Being an author is like being in charge of your own personal insane asylum.

- Graycie Harmon

Tuesday, January 12, 2010

Lord of Horses

Excerpt from Chapter 1 of Lord of Horses, Book 2 of The Great Man:

“You should not have saved him, Sahara. He was too far gone.”

“I had to mother.”

The older white woman shook her head as she mixed fresh powder in a small bowl.

“You did not have to. You wanted to.” The woman added three drops of wormwood sap and once again began to mix. “He is handsome, to be sure. I could not blame you for your desire. But child, you shall never know him. He will be forever a dream to you.”

“I will be with him, mother. I know it. I knew it when we were both children, when first my lips touched his.”

The woman looked at her daughter with raised eyebrows.
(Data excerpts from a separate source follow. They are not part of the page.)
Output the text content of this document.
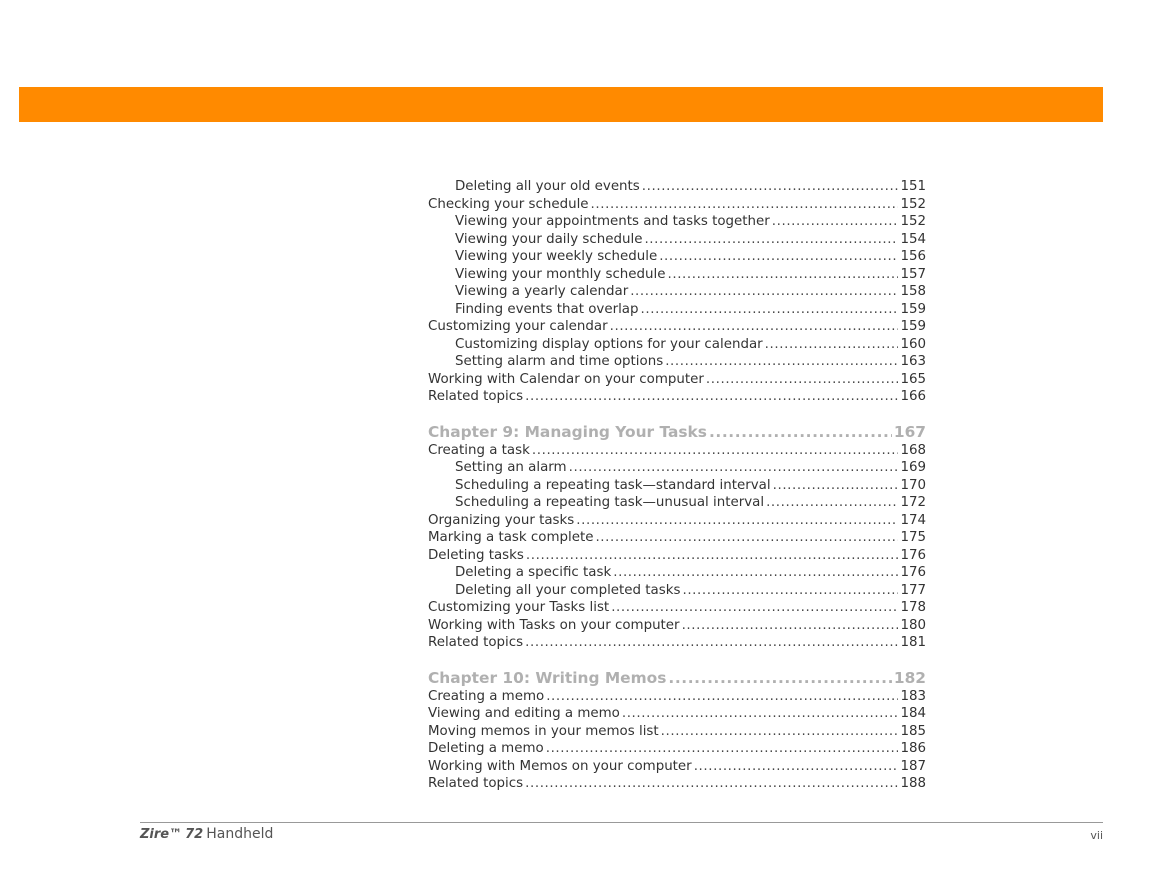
Deleting all your old events .....	151
Checking your schedule .....	152
Viewing your appointments and tasks together .....	152
Viewing your daily schedule .....	154
Viewing your weekly schedule .....	156
Viewing your monthly schedule .....	157
Viewing a yearly calendar .....	158
Finding events that overlap .....	159
Customizing your calendar .....	159
Customizing display options for your calendar .....	160
Setting alarm and time options .....	163
Working with Calendar on your computer .....	165
Related topics .....	166
Chapter 9: Managing Your Tasks .....	167
Creating a task .....	168
Setting an alarm .....	169
Scheduling a repeating task—standard interval .....	170
Scheduling a repeating task—unusual interval .....	172
Organizing your tasks .....	174
Marking a task complete .....	175
Deleting tasks .....	176
Deleting a specific task .....	176
Deleting all your completed tasks .....	177
Customizing your Tasks list .....	178
Working with Tasks on your computer .....	180
Related topics .....	181
Chapter 10: Writing Memos .....	182
Creating a memo .....	183
Viewing and editing a memo .....	184
Moving memos in your memos list .....	185
Deleting a memo .....	186
Working with Memos on your computer .....	187
Related topics .....	188
Zire™ 72 Handheld	vii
The stunningly beautiful girl before her smiled - a rare event for her.

“He wore my anklet about his wrist. He was the boy who had saved me all those years ago, when I had been captured and shipped away.”

The older woman sighed.

“I cannot explain it well,” the girl continued. “But my life and his are entwined.”

“I felt the same about your father.” The woman sounded sad. “I had seen him only once before the night we had lain together. But my fate was the same as for each of us. He grew older, and I did not. I watched in agony as his life ebbed, even as yours began. He died, and I lived on, my heart sundered. This will be your fate, child, if you pursue this man. He shall die, and you shall walk evermore on this earth in grief.”

“I shall follow wheresoever he may go, even to death.”

The white woman almost dropped her mixing bowl. “Don't say it!” she gasped. “Do you not realise that to him you are only a dream, a wish given life in his sleep? You are not real to him and he shall live his life apart from you. He shall take other women and you, my child, shall be forced to watch as he lives a life you shall not ever be a part of.”

The girl smiled sadly at her mother. “I have seen him in my dreams. I know his fate, and I know mine. He shall live his life, and I shall live mine. But we shall find each other in the end. I am bound to him, my life to his. Even if I wanted to remain, when at last his life leaves him, mine will also depart, we are bound so tightly to one another. I could leave him now and never see him again, and still I will die when his heart ceases to beat.”

“Don't!” the woman whispered. “I cannot hear it!”

“Mother, you know that I love you, but I will not be able to bear this life as you have done. I cannot stand the pain of seeing good men die for no reason. I do not enjoy the visions of their shades. I cannot stand this curse. I do not want this life.”

“You are needed here. You were born to this life for a reason.”

“Yes, I was. And he is my reason. I love him.”

“You cannot go to him!” the older woman said quietly. It was the few times she ever commanded her daughter. “I forbid it.”

“Even if I wanted to obey, I could not. I find myself by his side in waking or in dreams. For however long the moon shines upon him, I shall be beside him.”